Op grond van het bepaalde in artikel 1:276, eerste lid, van het BW worden de ouders van wie het gezag is beëindigd, veroordeeld tot het afleggen van rekening en verantwoording aan de opvolger in dit bewind, ervan uitgaande dat de ouders het bewind voerden over het vermogen van de minderjarige.
Door de beëindiging van het gezag van de ouders ontstaat duidelijkheid voor alle betrokkenen over de plek waar [naam kind] verder zal opgroeien.

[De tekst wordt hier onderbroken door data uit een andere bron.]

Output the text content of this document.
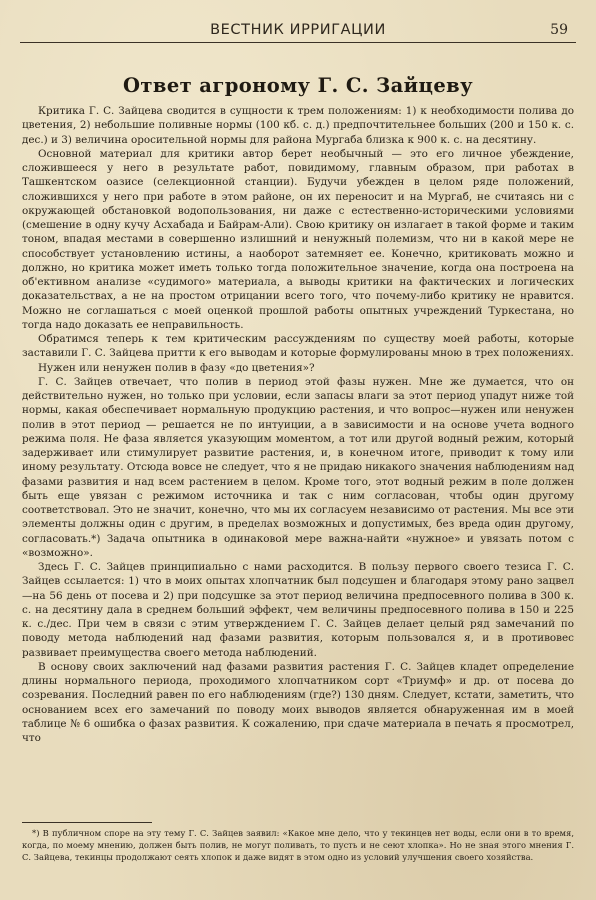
ВЕСТНИК ИРРИГАЦИИ	59
Ответ агроному Г. С. Зайцеву

Критика Г. С. Зайцева сводится в сущности к трем положениям: 1) к необходимости полива до цветения, 2) небольшие поливные нормы (100 кб. с. д.) предпочтительнее больших (200 и 150 к. с. дес.) и 3) величина оросительной нормы для района Мургаба близка к 900 к. с. на десятину.

Основной материал для критики автор берет необычный — это его личное убеждение, сложившееся у него в результате работ, повидимому, главным образом, при работах в Ташкентском оазисе (селекционной станции). Будучи убежден в целом ряде положений, сложившихся у него при работе в этом районе, он их переносит и на Мургаб, не считаясь ни с окружающей обстановкой водопользования, ни даже с естественно-историческими условиями (смешение в одну кучу Асхабада и Байрам-Али). Свою критику он излагает в такой форме и таким тоном, впадая местами в совершенно излишний и ненужный полемизм, что ни в какой мере не способствует установлению истины, а наоборот затемняет ее. Конечно, критиковать можно и должно, но критика может иметь только тогда положительное значение, когда она построена на об'ективном анализе «судимого» материала, а выводы критики на фактических и логических доказательствах, а не на простом отрицании всего того, что почему-либо критику не нравится. Можно не соглашаться с моей оценкой прошлой работы опытных учреждений Туркестана, но тогда надо доказать ее неправильность.

Обратимся теперь к тем критическим рассуждениям по существу моей работы, которые заставили Г. С. Зайцева притти к его выводам и которые формулированы мною в трех положениях.

Нужен или ненужен полив в фазу «до цветения»?

Г. С. Зайцев отвечает, что полив в период этой фазы нужен. Мне же думается, что он действительно нужен, но только при условии, если запасы влаги за этот период упадут ниже той нормы, какая обеспечивает нормальную продукцию растения, и что вопрос—нужен или ненужен полив в этот период — решается не по интуиции, а в зависимости и на основе учета водного режима поля. Не фаза является указующим моментом, а тот или другой водный режим, который задерживает или стимулирует развитие растения, и, в конечном итоге, приводит к тому или иному результату. Отсюда вовсе не следует, что я не придаю никакого значения наблюдениям над фазами развития и над всем растением в целом. Кроме того, этот водный режим в поле должен быть еще увязан с режимом источника и так с ним согласован, чтобы один другому соответствовал. Это не значит, конечно, что мы их согласуем независимо от растения. Мы все эти элементы должны один с другим, в пределах возможных и допустимых, без вреда один другому, согласовать.*) Задача опытника в одинаковой мере важна-найти «нужное» и увязать потом с «возможно».

Здесь Г. С. Зайцев принципиально с нами расходится. В пользу первого своего тезиса Г. С. Зайцев ссылается: 1) что в моих опытах хлопчатник был подсушен и благодаря этому рано зацвел—на 56 день от посева и 2) при подсушке за этот период величина предпосевного полива в 300 к. с. на десятину дала в среднем больший эффект, чем величины предпосевного полива в 150 и 225 к. с./дес. При чем в связи с этим утверждением Г. С. Зайцев делает целый ряд замечаний по поводу метода наблюдений над фазами развития, которым пользовался я, и в противовес развивает преимущества своего метода наблюдений.

В основу своих заключений над фазами развития растения Г. С. Зайцев кладет определение длины нормального периода, проходимого хлопчатником сорт «Триумф» и др. от посева до созревания. Последний равен по его наблюдениям (где?) 130 дням. Следует, кстати, заметить, что основанием всех его замечаний по поводу моих выводов является обнаруженная им в моей таблице № 6 ошибка о фазах развития. К сожалению, при сдаче материала в печать я просмотрел, что

*) В публичном споре на эту тему Г. С. Зайцев заявил: «Какое мне дело, что у текинцев нет воды, если они в то время, когда, по моему мнению, должен быть полив, не могут поливать, то пусть и не сеют хлопка». Но не зная этого мнения Г. С. Зайцева, текинцы продолжают сеять хлопок и даже видят в этом одно из условий улучшения своего хозяйства.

Hierdoor ontstaat ook ruimte om de omgang tussen de ouders en de kinderen enerzijds en de kinderen onderling anderzijds vorm te geven. De rechtbank acht zich echter op dit moment onvoldoende geïnformeerd om deze regelingen vast te stellen. De rechtbank acht het daarom van belang dat de Raad hiernaar een onderzoek uitvoert en de rechtbank zal adviseren over de frequentie en duur van de omgang tussen [naam kind] en ieder van de ouders, de kinderen onderling en andere voor [naam kind] belangrijke personen. In afwachting van dit onderzoek zal de rechtbank de verzoeken van de ouders tot het vaststellen van een omgangsregeling aanhouden tot de hierna te noemen zittingsdatum. De Raad wordt verzocht uiterlijk een week voor de zitting te adviseren, met afschrift aan de GI, belanghebbenden en hun advocaten.
In afwachting van het door de Raad uit te voeren onderzoek naar een passende omgangsregeling, zal ook het verzoek van de vader tot benoeming van een bijzondere curator voor [naam kind] worden aangehouden tot de hierna te noemen zittingsdatum.